Columbia Records is an American record label, owned by Japan's Sony Music Entertainment, operating under the Columbia Music Group with Aware Records. It was founded in 1888, evolving from an earlier enterprise, the American Graphophone Company — successor to the Volta Graphophone Company. Columbia is the oldest brand name in pre-recorded sound, being the first record company to produce pre-recorded records as opposed to blank cylinders. Columbia Records went on to release records by an array of notable singers, instrumentalists and groups. From 1961 to 1990, its recordings were released outside the U.S. and Canada on the CBS Records label (for Columbia Broadcasting System, its parent from 1938 to 1988) before adopting the Columbia name in most of the world.
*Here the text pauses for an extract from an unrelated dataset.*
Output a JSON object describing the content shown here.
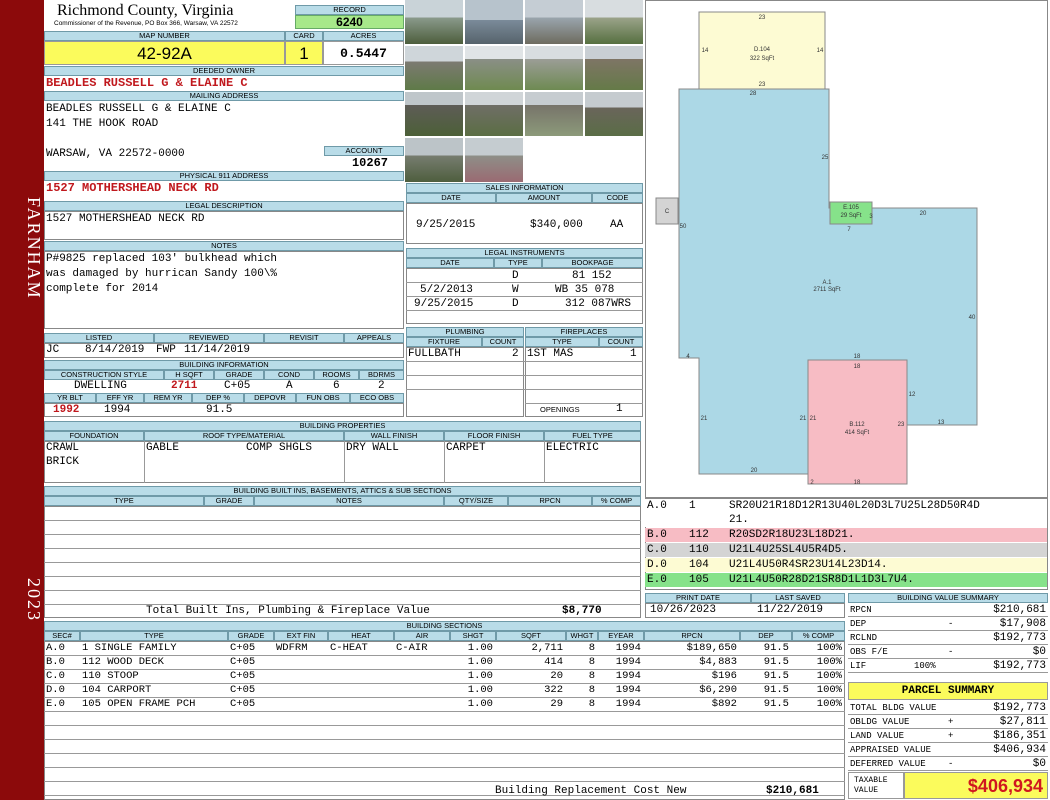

Until 1989, Columbia Records had no connection to Columbia Pictures, which used various other names for record labels they owned, including Colpix and later Arista. Though Arista was later sold to BMG, it is now a sister label to Columbia Records through Sony Music; both are connected to Columbia Pictures through Sony Corporation of America, worldwide parent of both the music and motion picture arms of Sony.
The Columbia Phonograph Company was originally the local company run by Edward Easton, distributing and selling Edison phonographs and phonograph cylinders in Washington, D.C., Maryland and Delaware, and derives its name from the District of Columbia, which was its headquarters. As was the custom of some of the regional phonograph companies, Columbia produced many commercial cylinder recordings of its own, and its catalogue of musical records in 1891 was 10 pages long. Columbia's ties to Edison and the North American Phonograph Company were severed in 1894 with the North American Phonograph Company's breakup, and thereafter sold only records and phonographs of its own manufacture. In 1902, Columbia introduced the "XP" record, a molded brown wax record, to use up old stock. Columbia introduced "black wax" records in 1903, and, according to Tim Gracyk, continued to mold brown waxes until 1904; the highest number known to Gracyk is 32601, Heinie, which is a duet by Arthur Collins and Byron G. Harlan. According to Gracyk, the molded brown waxes may have been sold to Sears for distribution (possibly under Sears' "Oxford" trademark for Columbia products).